Un tavolo per Napoli su priorità quali la gestione dei rifiuti, i fondi europei bloccati, quelli per le opere strategiche e un impegno sui grandi eventi. Lo chiede al Governo il sindaco Luigi de Magistris. Il primo cittadino ribadisce la necessità di una “norma che consenta il trasferimento diretto a Napoli dei fondi europei che spettano alla città”. Ricorda di aver già ricevuto su questa proposta il parere favorevole del “presidente della Repubblica, dell’ex sottosegretario alla presidenza del Consiglio, Gianni Letta, e dell’ex premier Silvio Berlusconi, ma non se ne è mai fatto nulla. Se non ci vengono consegnati subito, rischiamo anche la beffa, ovvero che ritornino a Bruxelles”.

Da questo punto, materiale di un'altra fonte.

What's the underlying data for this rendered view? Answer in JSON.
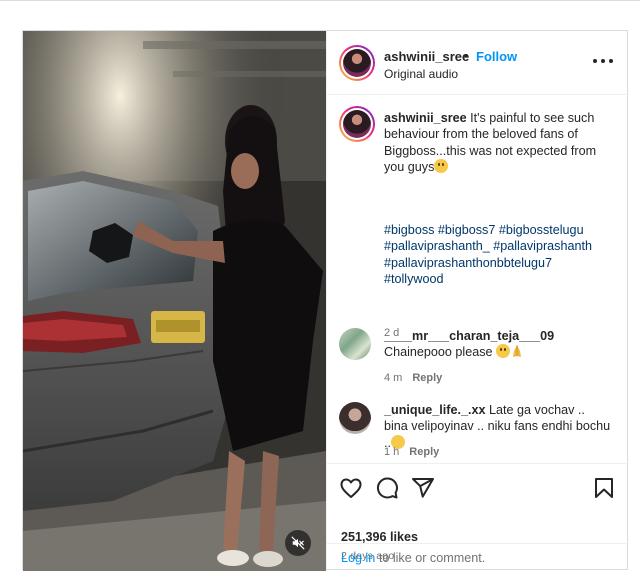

de Magistris solleciterà il nuovo Esecutivo anche per lo stanziamento di ulteriori risorse “per la realizzazione o il completamento di opere strategiche, come la metropolitana”. Chiede poi un “impegno serio” sugli eventi che Napoli ospiterà nei prossimi anni, a cominciare dal Forum universale delle culture, che partirà nel 2013 e che “è una grande opportunità per il Paese”. Tra le priorità rientra anche il “sostegno del governo al piano rifiuti, per il quale abbiamo già preso contatti con il ministro competente”.
Sottolinea come il Comune abbia impresso “un’inversione di rotta, ripulendo di fatto la città, ma senza i fondi promessi è normale che ci siano dei rallentamenti”. Il primo cittadino considera positive le decisioni del Consiglio dei ministri di varare il decreto per “Roma capitale” e il provvedimento che consentirà a Milano di sforare i vincoli del Patto di stabilità per l’organizzazione dell’Expo del 2015, purchè “ci si ricordi che esiste anche il Mezzogiorno”. Precisa di non aspettarsi “l’elemosina, ma rispetto e dignità per la terza città italiana”. “Per quanto riguarda le nostre competenze ci stiamo uniformando completamente alle direttive europee e sulla differenziata abbiamo ottenuto un risultato straordinario che non era affatto scontato. In tre mesi siamo passati dal 16 al 20% di differenziata e tra qualche giorno saremo al 25% con il porta a porta. Se tutto va per il verso giusto, inoltre, prima di Natale partiranno le navi che porteranno i rifiuti in Olanda” aggiunge. Circa la possibile nuova multa dall’Ue, il primo cittadino ricorda che “i passi fondamentali devono essere compiuti dalla Regione, con la quale siamo lavorando a stretto contatto sulle politiche ambientali”.
“Il cambiamento è sotto gli occhi di tutti – dice ancora – Napoli è pulita da ormai quattro mesi. Spero che l’Europa ne tenga conto”. Si augura quindi che il presidente della Regione, Stefano Caldoro, “sappia fare i passi giusti per evitare questo rischio per una situazione che ha tra i principali colpevoli i suoi predecessori”.